Redactie binnenland
Het was de spreekwoordelijke druppel die een wilde staking veroorzaakte bij de buschauffeurs van Veolia in Ede op woensdag 11 maart. De buschauffeurs waren de bedreigingen en het bespugen door agressieve reizigers zat en hadden vooral meer dan genoeg van de laconieke manier waarop de werkgever hierop reageerde.
Zoals FNV-bestuurder Lutz Kai Kressin, verantwoordelijk voor deze sector, verklaarde: "Ze (de commerciële vervoersbedrijven) zijn niet verantwoordelijk voor de maatschappelijke verharding, maar ze hebben het probleem op zijn minst versterkt."
Van 9 tot 16 maart werden er meldingen verzameld van agressie tegen buschauffeurs voor een zwartboek. Op basis van die verhalen heeft FNV Bondgenoten, in overleg met de buschauffeurs, een 'Tienpuntenplan' gepresenteerd om de sociale veiligheid op de bus te vergroten.
Uit het zwartboek wordt duidelijk dat de toename en de ernst van de incidenten direct verband houden met de te strakke dienstregeling, irritatie over vertragingen, de wirwar aan kaartjes, slechte communicatie met de verkeersleiding en de te hoge werkdruk. De incidenten zijn ook niet los te zien van de ver doorgevoerde marktwerking in het streekvervoer. Want terwijl het aantal problemen met agressie in de bus toeneemt in de middelgrote steden en op het platteland, is er bij het stadsvervoer een ontwikkeling naar minder geweldsincidenten. Daar wordt wel in sociale veiligheid geïnvesteerd.
Agressie tegen buschauffeurs is, zoals Lutz Kai Kressin stelt: "geen natuurramp", er kan wel degelijk wat aan gedaan worden.
Het Tienpuntenplan eist onder meer dat de werkgever goede nazorg verleent aan chauffeurs die slachtoffer zijn geworden van agressie. Scholing in het omgaan met agressie, een competente verkeersleiding, goed materieel en een realistische dienstregeling zijn voorstellen die een belangrijke bijdrage kunnen leveren aan meer sociale veiligheid. Kortom het doel moet zijn: goed en veilig openbaar vervoer op basis van de wensen van de reiziger en de ervaring van chauffeurs en niet op basis van het veel te lage bedrag dat voor de concessies is betaald in de kostbare concurrentie tussen de vervoersmultinationals.

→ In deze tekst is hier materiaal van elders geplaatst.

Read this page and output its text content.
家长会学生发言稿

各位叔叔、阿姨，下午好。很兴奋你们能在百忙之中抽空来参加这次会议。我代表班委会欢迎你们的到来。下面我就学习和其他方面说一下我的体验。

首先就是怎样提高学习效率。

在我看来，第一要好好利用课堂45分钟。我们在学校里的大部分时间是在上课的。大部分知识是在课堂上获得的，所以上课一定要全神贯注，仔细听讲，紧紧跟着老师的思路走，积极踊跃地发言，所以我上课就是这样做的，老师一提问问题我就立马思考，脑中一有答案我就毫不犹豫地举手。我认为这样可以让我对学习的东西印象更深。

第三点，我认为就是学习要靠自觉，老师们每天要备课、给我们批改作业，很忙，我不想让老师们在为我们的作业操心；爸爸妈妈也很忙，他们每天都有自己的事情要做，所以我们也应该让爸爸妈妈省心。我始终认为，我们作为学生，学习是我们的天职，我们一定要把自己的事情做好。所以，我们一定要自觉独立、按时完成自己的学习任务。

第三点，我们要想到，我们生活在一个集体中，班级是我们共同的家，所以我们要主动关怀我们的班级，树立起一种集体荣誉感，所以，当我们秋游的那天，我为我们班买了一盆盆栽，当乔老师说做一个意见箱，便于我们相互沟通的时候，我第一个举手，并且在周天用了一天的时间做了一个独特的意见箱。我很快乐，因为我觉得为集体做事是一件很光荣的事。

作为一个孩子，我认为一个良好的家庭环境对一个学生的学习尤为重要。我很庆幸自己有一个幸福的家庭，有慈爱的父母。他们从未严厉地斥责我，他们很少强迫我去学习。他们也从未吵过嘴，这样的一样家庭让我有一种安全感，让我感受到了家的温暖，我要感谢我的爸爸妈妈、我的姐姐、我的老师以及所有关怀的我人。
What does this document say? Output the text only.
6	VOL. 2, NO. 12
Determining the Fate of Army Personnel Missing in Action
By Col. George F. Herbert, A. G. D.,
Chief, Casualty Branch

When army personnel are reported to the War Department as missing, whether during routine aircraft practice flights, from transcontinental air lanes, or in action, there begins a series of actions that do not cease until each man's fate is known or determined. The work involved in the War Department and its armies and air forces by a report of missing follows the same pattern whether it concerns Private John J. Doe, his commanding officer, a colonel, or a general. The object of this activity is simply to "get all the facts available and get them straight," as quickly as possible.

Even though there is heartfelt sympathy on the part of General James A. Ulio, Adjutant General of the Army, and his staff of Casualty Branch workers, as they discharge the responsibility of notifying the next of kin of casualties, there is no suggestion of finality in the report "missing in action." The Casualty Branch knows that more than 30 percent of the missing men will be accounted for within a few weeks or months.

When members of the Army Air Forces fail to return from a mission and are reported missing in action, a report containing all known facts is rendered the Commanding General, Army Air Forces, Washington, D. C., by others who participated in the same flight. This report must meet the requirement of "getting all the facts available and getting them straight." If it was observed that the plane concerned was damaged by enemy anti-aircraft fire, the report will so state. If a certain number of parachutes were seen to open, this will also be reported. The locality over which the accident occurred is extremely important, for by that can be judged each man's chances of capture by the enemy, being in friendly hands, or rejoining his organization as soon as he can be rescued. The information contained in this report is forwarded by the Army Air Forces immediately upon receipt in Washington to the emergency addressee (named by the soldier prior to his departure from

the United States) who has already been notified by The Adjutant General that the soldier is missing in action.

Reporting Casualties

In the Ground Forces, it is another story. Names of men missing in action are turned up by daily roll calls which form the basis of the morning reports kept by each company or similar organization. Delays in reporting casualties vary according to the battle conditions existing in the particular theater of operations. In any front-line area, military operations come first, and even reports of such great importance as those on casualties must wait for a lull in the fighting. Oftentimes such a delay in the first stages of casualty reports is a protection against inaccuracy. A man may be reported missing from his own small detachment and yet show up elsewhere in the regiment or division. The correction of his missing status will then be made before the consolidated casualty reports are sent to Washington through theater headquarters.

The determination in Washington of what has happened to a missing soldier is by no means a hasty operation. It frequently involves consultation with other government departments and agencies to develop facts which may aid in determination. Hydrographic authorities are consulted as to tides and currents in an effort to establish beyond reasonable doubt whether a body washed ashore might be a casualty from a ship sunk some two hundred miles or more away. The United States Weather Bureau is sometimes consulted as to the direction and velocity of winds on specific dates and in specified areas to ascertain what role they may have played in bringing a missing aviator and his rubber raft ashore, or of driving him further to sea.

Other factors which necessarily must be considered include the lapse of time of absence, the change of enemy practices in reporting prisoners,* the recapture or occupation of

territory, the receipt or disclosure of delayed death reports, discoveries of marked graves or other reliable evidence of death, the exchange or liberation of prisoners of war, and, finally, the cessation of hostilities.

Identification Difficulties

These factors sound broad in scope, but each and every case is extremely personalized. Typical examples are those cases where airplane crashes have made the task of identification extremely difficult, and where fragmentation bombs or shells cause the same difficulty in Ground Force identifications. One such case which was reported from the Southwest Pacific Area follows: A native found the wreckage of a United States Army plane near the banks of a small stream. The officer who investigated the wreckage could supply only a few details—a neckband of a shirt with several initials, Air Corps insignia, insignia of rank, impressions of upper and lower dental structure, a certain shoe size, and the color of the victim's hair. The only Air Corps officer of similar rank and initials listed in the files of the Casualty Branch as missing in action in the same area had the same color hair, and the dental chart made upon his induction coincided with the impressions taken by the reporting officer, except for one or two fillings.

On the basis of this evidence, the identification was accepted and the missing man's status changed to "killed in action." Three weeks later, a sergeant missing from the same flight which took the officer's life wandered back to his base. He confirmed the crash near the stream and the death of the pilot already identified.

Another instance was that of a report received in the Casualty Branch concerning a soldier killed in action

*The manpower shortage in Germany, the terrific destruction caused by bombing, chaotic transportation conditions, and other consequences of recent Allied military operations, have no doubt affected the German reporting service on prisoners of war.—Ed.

De chauffeurs hebben al eerder actiegevoerd voor betere dienstroosters, een respectvoller bejegening door het management en voor een goede cao. De vervoersmultinationals als Veolia, Arriva en Connexxion moeten er iedere keer met klem op worden gewezen dat goed openbaar vervoer vooral bepaald wordt door een planmatige aanpak, langetermijninvesteringen, en dus ook een gezond werkklimaat voor de chauffeurs. Het management van deze bedrijven richtte zich alleen maar op het binnenhalen van zoveel mogelijk concessies van gemeenten en provincies en had vaak helemaal nog niets georganiseerd wat betreft de daadwerkelijke uitvoering.
Van deze kapitalistische marktwerking zijn de reizigers en de buschauffeurs het slachtoffer. Het wordt nu tijd deze privatisering definitief terug te draaien en van openbaar vervoer gewoon weer een publieke zaak te maken, waar iedereen zich verantwoordelijk voor voelt. Dan is sociale veiligheid ook weer gemakkelijker te garanderen.